Nonspecific FXYD1 phosphorylation was higher (P < 0.05) at all time points during the repeated intense exercise, compared with rest. After the training intervention period, nonspecific FXYD1 phosphorylation was higher (P < 0.05) after EX1 and before EX2, than before the training intervention (Fig. 3A). FXYD1 Ser-63 phosphorylation was not altered during the repeated intense exercise, nor was it changed with the training intervention (Fig. 3B). FXYD1 Ser-68 phosphorylation was higher (P < 0.001) at the end of EX1, compared with rest, decreased (P < 0.001) after EX1, and then increased (P < 0.05) after compared with before EX2 (Fig. 3D). Furthermore, FXYD1 Ser-68 phosphorylation was higher (P < 0.05) at rest and throughout the repeated intense exercise protocol after compared with before the training intervention (Fig. 3, C and D). FXYD1 Thr-69 phosphorylation was higher (P < 0.05) after EX1, before and after EX2 compared with rest, while the training intervention did not affect FXYD1 Thr-69 phosphorylation (Fig. 3F).
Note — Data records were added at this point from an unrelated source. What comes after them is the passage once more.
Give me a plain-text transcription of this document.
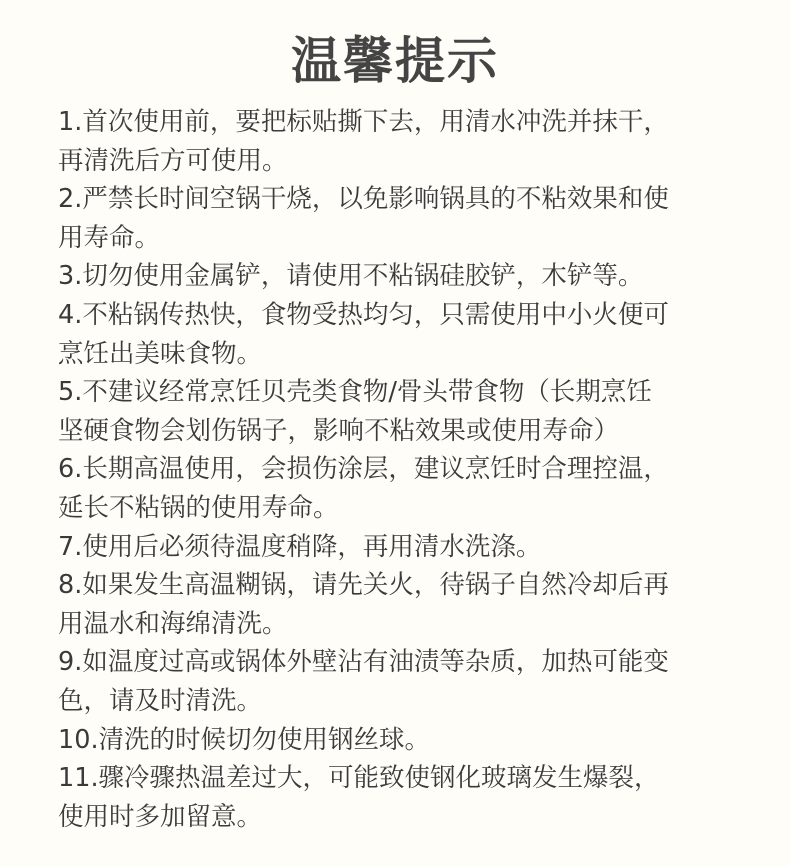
温馨提示
1.首次使用前，要把标贴撕下去，用清水冲洗并抹干，
再清洗后方可使用。
2.严禁长时间空锅干烧，以免影响锅具的不粘效果和使
用寿命。
3.切勿使用金属铲，请使用不粘锅硅胶铲，木铲等。
4.不粘锅传热快，食物受热均匀，只需使用中小火便可
烹饪出美味食物。
5.不建议经常烹饪贝壳类食物/骨头带食物（长期烹饪
坚硬食物会划伤锅子，影响不粘效果或使用寿命）
6.长期高温使用，会损伤涂层，建议烹饪时合理控温，
延长不粘锅的使用寿命。
7.使用后必须待温度稍降，再用清水洗涤。
8.如果发生高温糊锅，请先关火，待锅子自然冷却后再
用温水和海绵清洗。
9.如温度过高或锅体外壁沾有油渍等杂质，加热可能变
色，请及时清洗。
10.清洗的时候切勿使用钢丝球。
11.骤冷骤热温差过大，可能致使钢化玻璃发生爆裂，
使用时多加留意。
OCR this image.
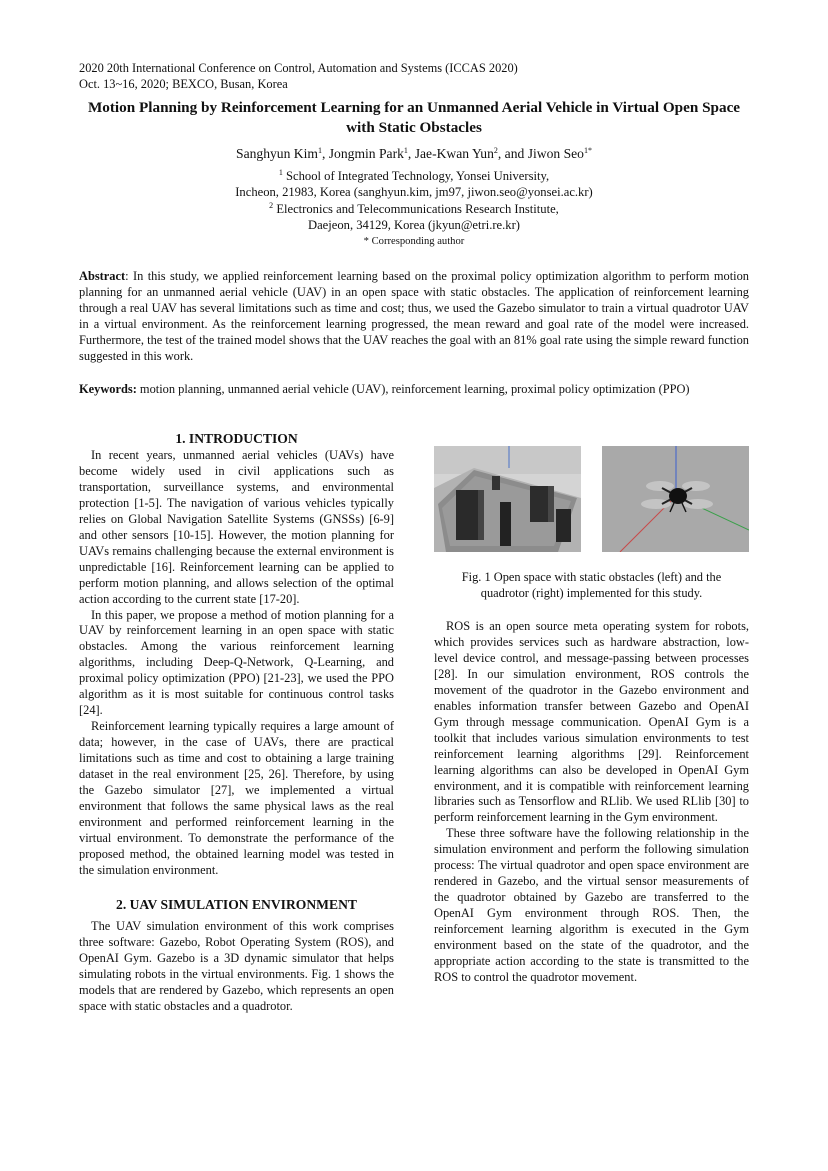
2020 20th International Conference on Control, Automation and Systems (ICCAS 2020)
Oct. 13~16, 2020; BEXCO, Busan, Korea
Motion Planning by Reinforcement Learning for an Unmanned Aerial Vehicle in Virtual Open Space with Static Obstacles
Sanghyun Kim$^1$, Jongmin Park$^1$, Jae-Kwan Yun$^2$, and Jiwon Seo$^{1*}$
$^1$ School of Integrated Technology, Yonsei University,
Incheon, 21983, Korea (sanghyun.kim, jm97, jiwon.seo@yonsei.ac.kr)
$^2$ Electronics and Telecommunications Research Institute,
Daejeon, 34129, Korea (jkyun@etri.re.kr)
* Corresponding author

Abstract: In this study, we applied reinforcement learning based on the proximal policy optimization algorithm to perform motion planning for an unmanned aerial vehicle (UAV) in an open space with static obstacles. The application of reinforcement learning through a real UAV has several limitations such as time and cost; thus, we used the Gazebo simulator to train a virtual quadrotor UAV in a virtual environment. As the reinforcement learning progressed, the mean reward and goal rate of the model were increased. Furthermore, the test of the trained model shows that the UAV reaches the goal with an 81% goal rate using the simple reward function suggested in this work.

Keywords: motion planning, unmanned aerial vehicle (UAV), reinforcement learning, proximal policy optimization (PPO)

1. INTRODUCTION

In recent years, unmanned aerial vehicles (UAVs) have become widely used in civil applications such as transportation, surveillance systems, and environmental protection [1-5]. The navigation of various vehicles typically relies on Global Navigation Satellite Systems (GNSSs) [6-9] and other sensors [10-15]. However, the motion planning for UAVs remains challenging because the external environment is unpredictable [16]. Reinforcement learning can be applied to perform motion planning, and allows selection of the optimal action according to the current state [17-20].

In this paper, we propose a method of motion planning for a UAV by reinforcement learning in an open space with static obstacles. Among the various reinforcement learning algorithms, including Deep-Q-Network, Q-Learning, and proximal policy optimization (PPO) [21-23], we used the PPO algorithm as it is most suitable for continuous control tasks [24].

Reinforcement learning typically requires a large amount of data; however, in the case of UAVs, there are practical limitations such as time and cost to obtaining a large training dataset in the real environment [25, 26]. Therefore, by using the Gazebo simulator [27], we implemented a virtual environment that follows the same physical laws as the real environment and performed reinforcement learning in the virtual environment. To demonstrate the performance of the proposed method, the obtained learning model was tested in the simulation environment.

2. UAV SIMULATION ENVIRONMENT

The UAV simulation environment of this work comprises three software: Gazebo, Robot Operating System (ROS), and OpenAI Gym. Gazebo is a 3D dynamic simulator that helps simulating robots in the virtual environments. Fig. 1 shows the models that are rendered by Gazebo, which represents an open space with static obstacles and a quadrotor.

Fig. 1 Open space with static obstacles (left) and the quadrotor (right) implemented for this study.

ROS is an open source meta operating system for robots, which provides services such as hardware abstraction, low-level device control, and message-passing between processes [28]. In our simulation environment, ROS controls the movement of the quadrotor in the Gazebo environment and enables information transfer between Gazebo and OpenAI Gym through message communication. OpenAI Gym is a toolkit that includes various simulation environments to test reinforcement learning algorithms [29]. Reinforcement learning algorithms can also be developed in OpenAI Gym environment, and it is compatible with reinforcement learning libraries such as Tensorflow and RLlib. We used RLlib [30] to perform reinforcement learning in the Gym environment.

These three software have the following relationship in the simulation environment and perform the following simulation process: The virtual quadrotor and open space environment are rendered in Gazebo, and the virtual sensor measurements of the quadrotor obtained by Gazebo are transferred to the OpenAI Gym environment through ROS. Then, the reinforcement learning algorithm is executed in the Gym environment based on the state of the quadrotor, and the appropriate action according to the state is transmitted to the ROS to control the quadrotor movement.
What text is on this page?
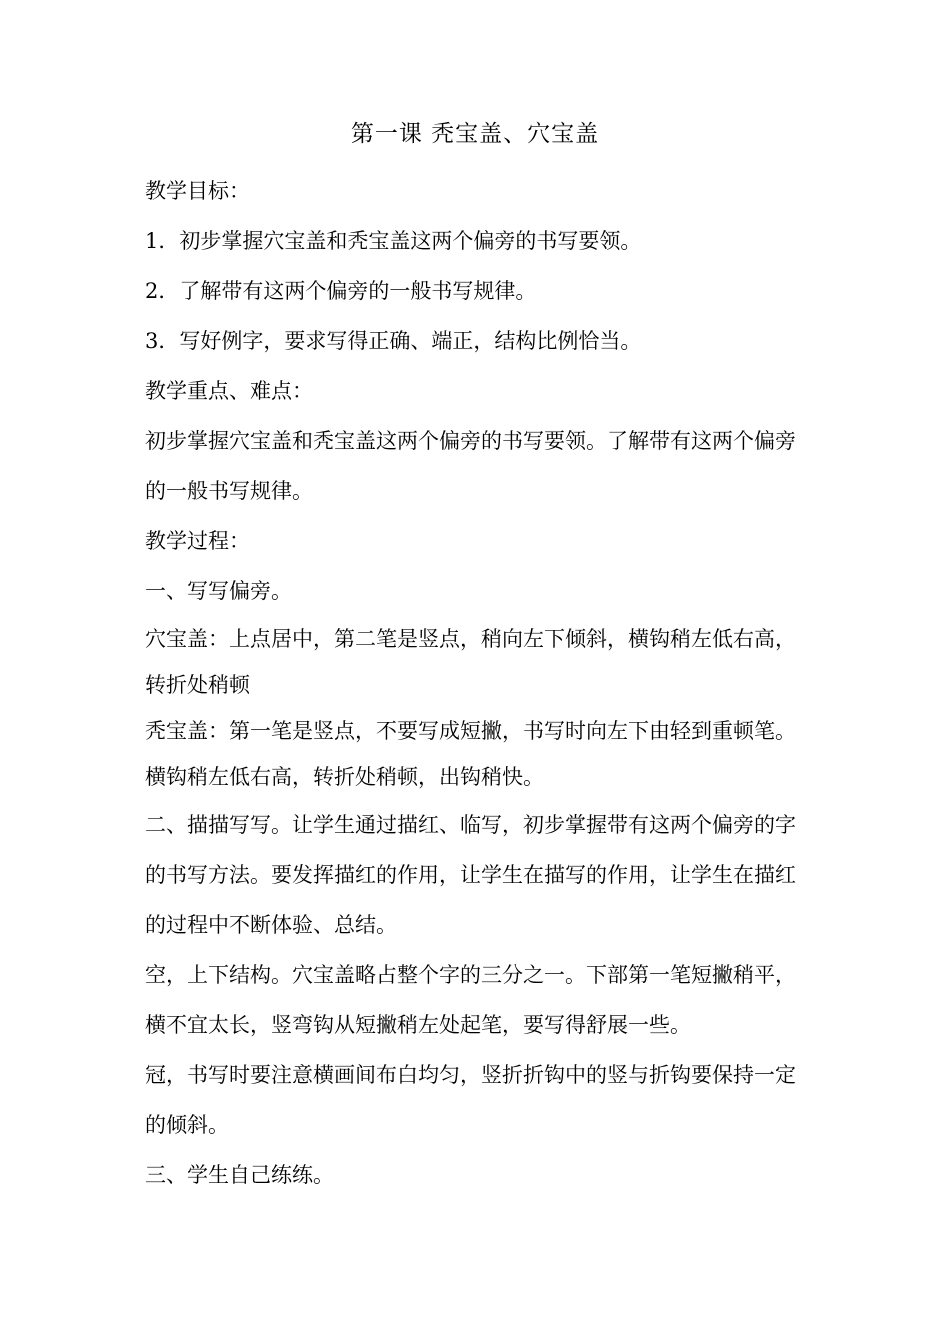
第一课 秃宝盖、穴宝盖

教学目标：

1．初步掌握穴宝盖和秃宝盖这两个偏旁的书写要领。

2．了解带有这两个偏旁的一般书写规律。

3．写好例字，要求写得正确、端正，结构比例恰当。

教学重点、难点：

初步掌握穴宝盖和秃宝盖这两个偏旁的书写要领。了解带有这两个偏旁的一般书写规律。

教学过程：

一、写写偏旁。

穴宝盖：上点居中，第二笔是竖点，稍向左下倾斜，横钩稍左低右高，转折处稍顿

秃宝盖：第一笔是竖点，不要写成短撇，书写时向左下由轻到重顿笔。横钩稍左低右高，转折处稍顿，出钩稍快。

二、描描写写。让学生通过描红、临写，初步掌握带有这两个偏旁的字的书写方法。要发挥描红的作用，让学生在描写的作用，让学生在描红的过程中不断体验、总结。

空，上下结构。穴宝盖略占整个字的三分之一。下部第一笔短撇稍平，横不宜太长，竖弯钩从短撇稍左处起笔，要写得舒展一些。

冠，书写时要注意横画间布白均匀，竖折折钩中的竖与折钩要保持一定的倾斜。

三、学生自己练练。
PKCα/β Thr-638/641 phosphorylation.

PKCα/β Thr-638/641 phosphorylation did not change during the repeated intense exercise, but after the training intervention, it was higher (P < 0.01) before EX2 compared with rest (Table 3). After the training intervention, PKCα/β Thr-638/641 phosphorylation was higher at the end of EX1 (P < 0.05) and before EX2 (P < 0.01) compared with before the training intervention.

Table 3.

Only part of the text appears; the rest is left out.